Russia's Anthem Played, Putin's Speech Broadcast - Suspects Detained in Poland for Hacking Attack on Railways
Police in Poland have apprehended two individuals suspected of orchestrating an illegal breach of the national railway communication network, causing disruptions to train services.
This development has been reported by i24news.
Both detainees, Polish citizens aged 24 and 29, were taken into custody in the eastern city of Bialystok. The arrests were accompanied by the seizure of radio equipment at the suspects' residences.
The breach led to delays and stoppages for approximately 20 trains.
The Polish railway operator, PKP PLK SA, has disclosed that a breach of railway communication frequencies occurred in the West Pomeranian Voivodeship. During the attack, a radio signal prompting emergency stops in a specific area was transmitted. Spokesperson Magdalena Janus clarified that the unauthorized radio stop signal was transmitted by an unidentified perpetrator at 21:23 on Friday on the 273 line between Daleszewo and Szczecin Glowny, as well as on the 351 line between Holdunowo and Szczecin Glowny. The signal was picked up by traffic control posts and train drivers situated in the region. The spokesperson emphasized that there was no direct threat to passengers' safety. As a result of this incident, over 20 trains were held up due to the unauthorized radio stop signal. However, indications suggest that this was not just a train traffic obstruction.
During the stoppage, another incident occurred.
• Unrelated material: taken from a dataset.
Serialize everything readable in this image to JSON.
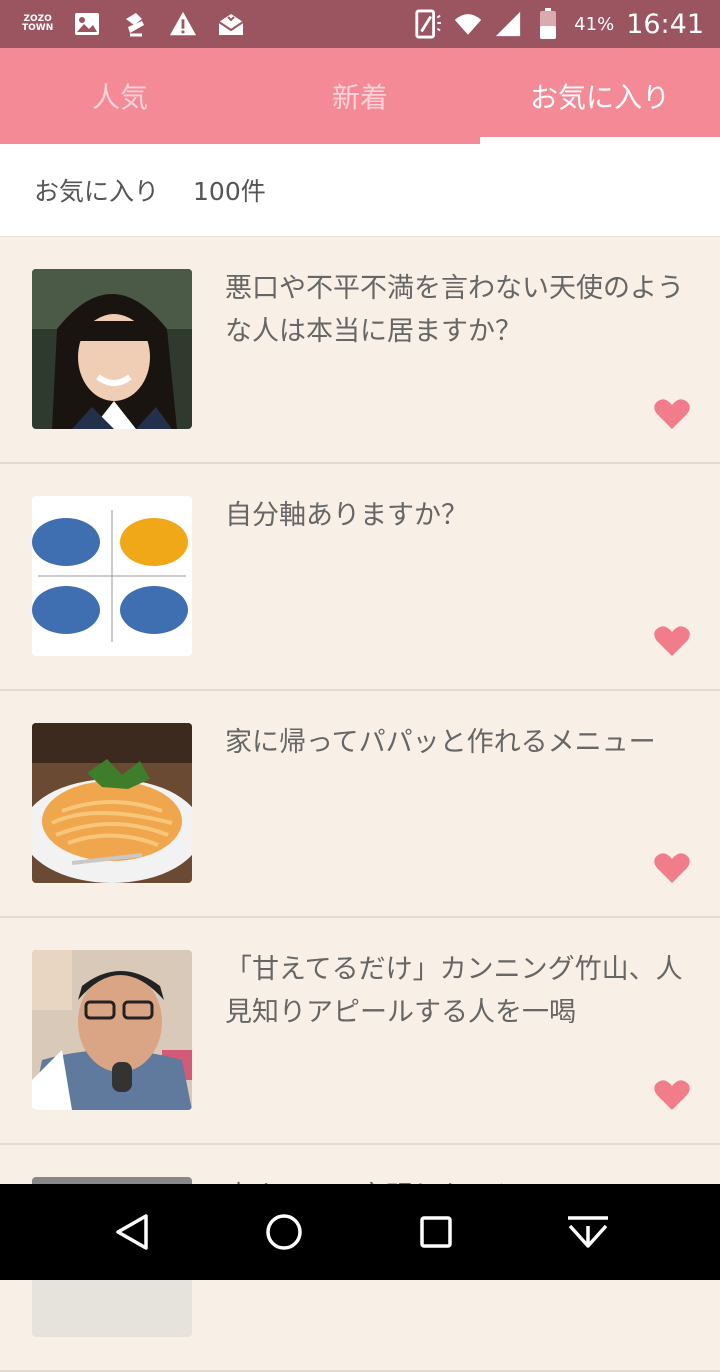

Railway personnel across Poland heard not only the announcement of train stops but also a broadcast of Putin's speech and Russia's national anthem.
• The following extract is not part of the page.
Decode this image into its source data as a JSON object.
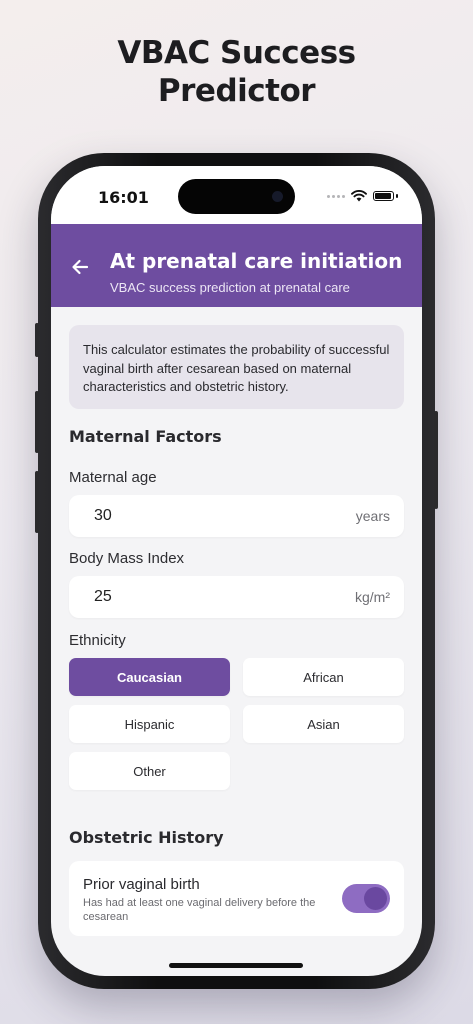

Recall that on March 16, the head of the Polish Ministry of Internal Affairs and the coordinator of Poland's intelligence agencies, Mariusz Kaminski, announced the exposure and dismantling of a spy network operating on behalf of the Russian Federation.
Furthermore, in the subsequent months of this year, additional arrests were made in Poland relating to the same spy network. A prominent example was the arrest of a Russian ice hockey player on suspicion of espionage on June 30.
Overall, from March to July of this year, 15 individuals were detained on charges of espionage for Russia's military intelligence agency, GRU. They face up to 10 years in prison. These individuals hail from Belarus, Russia, and Ukraine. According to the investigation, they received remote tasks directly from Moscow, and upon completing them, they were rewarded in cryptocurrency, which was then exchanged for cash.
The participants in this spy network, acting on Russia's orders, were not only tasked with gathering information, photographing specific military and civilian targets, or fueling anti-Ukrainian and anti-NATO sentiments, but also with preparing acts of sabotage. Journalists discovered that the 66-volume case materials contain evidence pointing to plans to blow up trains carrying weapons and humanitarian supplies destined for Ukraine.